Vance had his fill of roaming Confederate cavalry

“North Carolina Governor Zebulon Vance grew so exasperated with the indiscipline of Confederate cavalry wandering through the state that he cried out in 1863:

” ‘If God Almighty had yet in store another plague worse than all others which he intended to have let loose on the Egyptians in case the Pharoah still hardened his heart, I am sure it must have been a regiment or so of half-armed, half-disciplined Confederate cavalry.’ ”

— From “Fateful Lightning: A New History of the the Civil War and Reconstruction” by Allen C. Guelzo (2012)

 

View from train, 1861: Pull the curtains — please!

“For ‘the first time in the States,’ wrote English correspondent William Howard Russell as his train crossed into North Carolina in 1861, ‘I noticed barefooted people’ and ‘poor broken-down shanties or loghuts’ filled with ‘paleface… tawdry and ragged’ women and ‘yellow, seedy-looking’ men.”

— From “Fateful Lightning: A New History of the Civil War & Reconstruction” by Allen C. Guelzo (2012)

Nor does the view seem to have improved much by 1865. 

At least Frederick Law Olmsted, in his 1856 classic “A Journey in the Seaboard Slave States,”  had blamed the “ignorance and torpidity” of North Carolinians on poor soil and inadequate roads and schools, rather than on “any innate quality of the popular mind.”

 

Civil War soldiers emboldened by canteens of courage

“Many of the Civil War’s legendary charges in the face of the enemy were made by soldiers who had been drugged into near insensibility by the liberal dispensing of hard liquor….

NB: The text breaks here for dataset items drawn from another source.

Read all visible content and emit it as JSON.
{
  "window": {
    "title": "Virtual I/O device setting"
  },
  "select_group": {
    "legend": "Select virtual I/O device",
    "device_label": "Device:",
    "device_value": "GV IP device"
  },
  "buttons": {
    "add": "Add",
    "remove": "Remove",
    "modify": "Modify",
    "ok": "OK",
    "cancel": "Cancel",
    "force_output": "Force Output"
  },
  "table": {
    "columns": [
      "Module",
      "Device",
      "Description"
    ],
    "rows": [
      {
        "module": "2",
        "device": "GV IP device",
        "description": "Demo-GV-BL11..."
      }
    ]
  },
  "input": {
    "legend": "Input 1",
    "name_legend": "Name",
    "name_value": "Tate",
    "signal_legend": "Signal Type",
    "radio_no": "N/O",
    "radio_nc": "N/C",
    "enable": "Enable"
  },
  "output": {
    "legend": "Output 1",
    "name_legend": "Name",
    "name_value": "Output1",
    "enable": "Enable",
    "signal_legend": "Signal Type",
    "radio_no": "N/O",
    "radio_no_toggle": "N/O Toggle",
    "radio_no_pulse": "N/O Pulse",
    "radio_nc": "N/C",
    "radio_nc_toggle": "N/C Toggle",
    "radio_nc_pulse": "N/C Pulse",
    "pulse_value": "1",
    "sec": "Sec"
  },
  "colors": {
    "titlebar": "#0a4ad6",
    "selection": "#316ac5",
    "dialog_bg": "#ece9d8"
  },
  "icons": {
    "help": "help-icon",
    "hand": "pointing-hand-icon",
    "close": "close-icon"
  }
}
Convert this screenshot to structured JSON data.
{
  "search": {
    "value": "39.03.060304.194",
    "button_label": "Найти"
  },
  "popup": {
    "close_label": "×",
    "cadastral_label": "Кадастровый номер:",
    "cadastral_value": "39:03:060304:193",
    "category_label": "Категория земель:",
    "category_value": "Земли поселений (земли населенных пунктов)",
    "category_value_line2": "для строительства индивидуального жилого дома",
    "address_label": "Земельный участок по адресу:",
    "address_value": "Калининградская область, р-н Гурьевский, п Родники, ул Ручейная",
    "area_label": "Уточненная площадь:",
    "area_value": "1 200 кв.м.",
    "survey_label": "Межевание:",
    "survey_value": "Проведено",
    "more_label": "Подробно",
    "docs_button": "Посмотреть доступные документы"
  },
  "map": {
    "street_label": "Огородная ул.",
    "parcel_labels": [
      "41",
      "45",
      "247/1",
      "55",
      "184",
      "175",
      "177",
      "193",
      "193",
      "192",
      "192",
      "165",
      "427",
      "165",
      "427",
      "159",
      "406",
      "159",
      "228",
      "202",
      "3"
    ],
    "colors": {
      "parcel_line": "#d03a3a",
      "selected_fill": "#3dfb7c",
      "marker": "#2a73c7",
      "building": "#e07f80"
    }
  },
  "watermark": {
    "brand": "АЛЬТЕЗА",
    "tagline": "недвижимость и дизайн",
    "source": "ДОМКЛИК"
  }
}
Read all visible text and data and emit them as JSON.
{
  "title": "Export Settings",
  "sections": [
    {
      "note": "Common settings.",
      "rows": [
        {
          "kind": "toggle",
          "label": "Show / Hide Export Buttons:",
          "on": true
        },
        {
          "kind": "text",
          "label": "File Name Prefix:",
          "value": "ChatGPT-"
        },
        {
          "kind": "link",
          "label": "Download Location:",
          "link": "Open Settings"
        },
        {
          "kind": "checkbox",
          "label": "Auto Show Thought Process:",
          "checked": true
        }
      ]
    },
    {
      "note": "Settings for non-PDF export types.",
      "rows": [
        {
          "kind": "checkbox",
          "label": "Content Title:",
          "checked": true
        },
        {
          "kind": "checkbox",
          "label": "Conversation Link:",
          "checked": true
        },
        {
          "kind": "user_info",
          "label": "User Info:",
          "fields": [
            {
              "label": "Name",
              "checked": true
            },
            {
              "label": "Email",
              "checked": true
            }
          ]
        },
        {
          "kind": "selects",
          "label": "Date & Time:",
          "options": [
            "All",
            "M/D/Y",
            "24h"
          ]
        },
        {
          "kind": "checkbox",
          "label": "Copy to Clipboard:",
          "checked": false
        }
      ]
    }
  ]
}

“The 16th North Carolina went into action at Seven Pines [Henrico County, Virginia] after the company commissary ‘hobbled down with several canteens of “fire water” and gave each of the men a dram. He knew we needed it, and the  good angels only smiled.’ ”

— From “Fateful Lightning: A New History of the the Civil War and Reconstruction” by Allen C. Guelzo (2012)

 

View from Union blockade: ‘Adventure! Bah!’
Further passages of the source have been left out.